First Look: Johanna Town, Chair of the Association of Lighting Designers (ALD)

Chair of the Association of Lighting Designers (ALD), Johanna Town hopes for a sense of community from every lighting professional, pulling together for better conditions as the live touring and theatre workforce takes its first tentative steps back to work.

As lockdown restrictions begin to ease and the touring and theatre industries take tentative steps back to work, it is my greatest hope that lighting production personnel can resume their professional roles with dignity and security, bolstered by a sense of community.

There’s no doubt the pandemic has exposed the precarious position of the live events and theatre-based workforce. Existing as a huge tribe of freelancers, we have a very poor structure within which people have to carry out their duties.

Though we are all in a cooperative situation, who do we turn to when things go wrong? I don’t think my colleagues at the ALD or I realised just how desperate the industry had become. It’s a situation that has enraged, but also empowered us to pull more of the community together to create a hub for opportunities and support. At the beginning of the pandemic, for example, manufacturers who were unsure of how to help, threw training at us from every direction – and wonderful though it was, it was hard to keep up. We recognise the continued importance of that training, formalising it for our members into a monthly online event. Corporate ALD members are an important link that helped to keep ALD members up to date with the latest technology, which enabled new expertise to be learned from even the most remote locations.

We need manufacturers to continue in their role as providers of much needed career progression development. As ALD Corporate members, manufacturers are a strong focal point in our ecosystem and play a crucial role in the ALD creating the community upon which our members rely.

We need communities – the pandemic has demonstrated that. The ALD is determined to put such structures in place. We need to support members of our association and the wider profession, and work with the might of a collective to smooth the path for lighting production to be a sustainable profession. We are already hearing anecdotally that production company losses are filtering down to freelance lighting designers and lighting production staff, where the suggestion is that they take a reduced fee. The ALD suggests there needs to be an industry-wide conversation about expectations on both sides of the relationship.

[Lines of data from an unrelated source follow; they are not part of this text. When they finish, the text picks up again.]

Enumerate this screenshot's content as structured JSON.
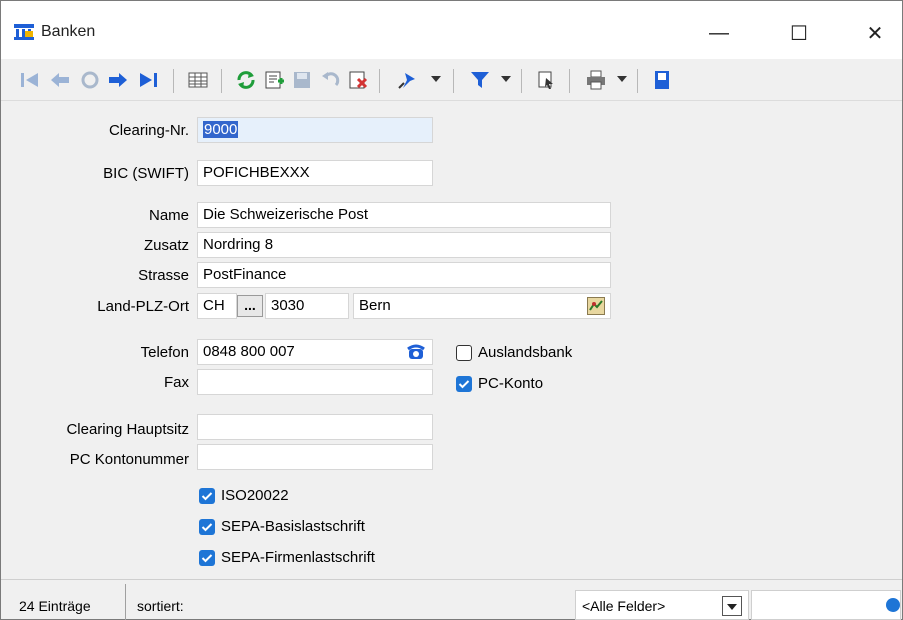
{
  "window": {
    "title": "Banken",
    "minimize": "—",
    "maximize": "☐",
    "close": "✕"
  },
  "form": {
    "clearing_nr": {
      "label": "Clearing-Nr.",
      "value": "9000"
    },
    "bic": {
      "label": "BIC (SWIFT)",
      "value": "POFICHBEXXX"
    },
    "name": {
      "label": "Name",
      "value": "Die Schweizerische Post"
    },
    "zusatz": {
      "label": "Zusatz",
      "value": "Nordring 8"
    },
    "strasse": {
      "label": "Strasse",
      "value": "PostFinance"
    },
    "land_plz_ort": {
      "label": "Land-PLZ-Ort",
      "land": "CH",
      "picker": "...",
      "plz": "3030",
      "ort": "Bern"
    },
    "telefon": {
      "label": "Telefon",
      "value": "0848 800 007"
    },
    "fax": {
      "label": "Fax",
      "value": ""
    },
    "clearing_hauptsitz": {
      "label": "Clearing Hauptsitz",
      "value": ""
    },
    "pc_kontonummer": {
      "label": "PC Kontonummer",
      "value": ""
    },
    "auslandsbank": {
      "label": "Auslandsbank",
      "checked": false
    },
    "pc_konto": {
      "label": "PC-Konto",
      "checked": true
    },
    "iso20022": {
      "label": "ISO20022",
      "checked": true
    },
    "sepa_basis": {
      "label": "SEPA-Basislastschrift",
      "checked": true
    },
    "sepa_firmen": {
      "label": "SEPA-Firmenlastschrift",
      "checked": true
    }
  },
  "statusbar": {
    "count": "24 Einträge",
    "sort": "sortiert:",
    "field_select": "<Alle Felder>"
  },
  "colors": {
    "accent": "#1e75d6",
    "selection": "#3366cc",
    "nav_arrow": "#1e5fd6",
    "refresh": "#1f9d3a",
    "delete": "#d23333"
  }
}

At the ALD, we have worked hard through the pandemic to create contract checklists for each role we represent, from lighting designers to lighting technicians, through assistant and associate lighting designers, programmers and production electricians. Designed as discussion documents to secure workplace rights, it’s now up to every individual to help make these checklists an accepted practice within the industry. Each of us must remember to check that all the needs, relevant to a specific work situation, are fully agreed. If, together, we all start to ask for contracts and better conditions, the practice will soon become the norm.

The ALD’s Professional Working Group, headed up by Lucy Carter, has also produced a set of documents which scope out acceptable and dignified working conditions and practices. It’s essential that we familiarise ourselves with the guides, that include the ALD Producers’ Good Practice Guide to Working with ALD Members, to help challenge the status quo and educate those we work for about our basic working rights and needs. All our members need to be having these conversations, not only for themselves but for the wider lighting community. Currently, these documents are available for everyone to read on the ALD website, not just ALD members.

We haven’t been working in isolation though. To ensure we were leveraging best practices for the documentation we produced, we talked with our peer associations and discovered they were doing similar work to us. It made sense to Join forces and from that AAPTLE was born. AAPTLE is the Alliance of Associations and Professionals in Theatre & Live Events and it incorporates a total of 15 of the principal technical and creative organisations. By grouping together, we gain strength not only in numbers but in our breadth of representation. It’s that strength in the community.

As one representative body, AAPTLE can campaign with greater impact to the unions, producers and the government. That works both ways and now a channel exists for those institutions to also talk directly to us, rather than having to take indirect routes which have not worked for us in the past.

From our perspective, it gives freelancers a really strong voice with a chance to be heard. Pulling together with every discipline represented, we have the ability to iron out the common bad practices as a unified front.

With the huge stress of the past year taking its toll, we must maintain the conversations of togetherness as we move forward. Positive mental health is an ongoing conversation within our community, and as lighting professionals, we know too well how lonely freelance work in lighting can be. Whilst no one has all the answers, it’s important for the ALD to advocate a healthy working environment and also to support others to live it.

Our Wellbeing working group has set up a number of activities to foster a greater community, including an online cooking group and a book club. With more than one thing in common already, these groups are bringing together vital community links where previously there may have been few.

It is more important than ever as we head back to work, that practitioners and companies work together to build on the community we have created and pulled upon over the past year, to build a more positive future for the whole of our profession. At the ALD, we are making that part of our goal.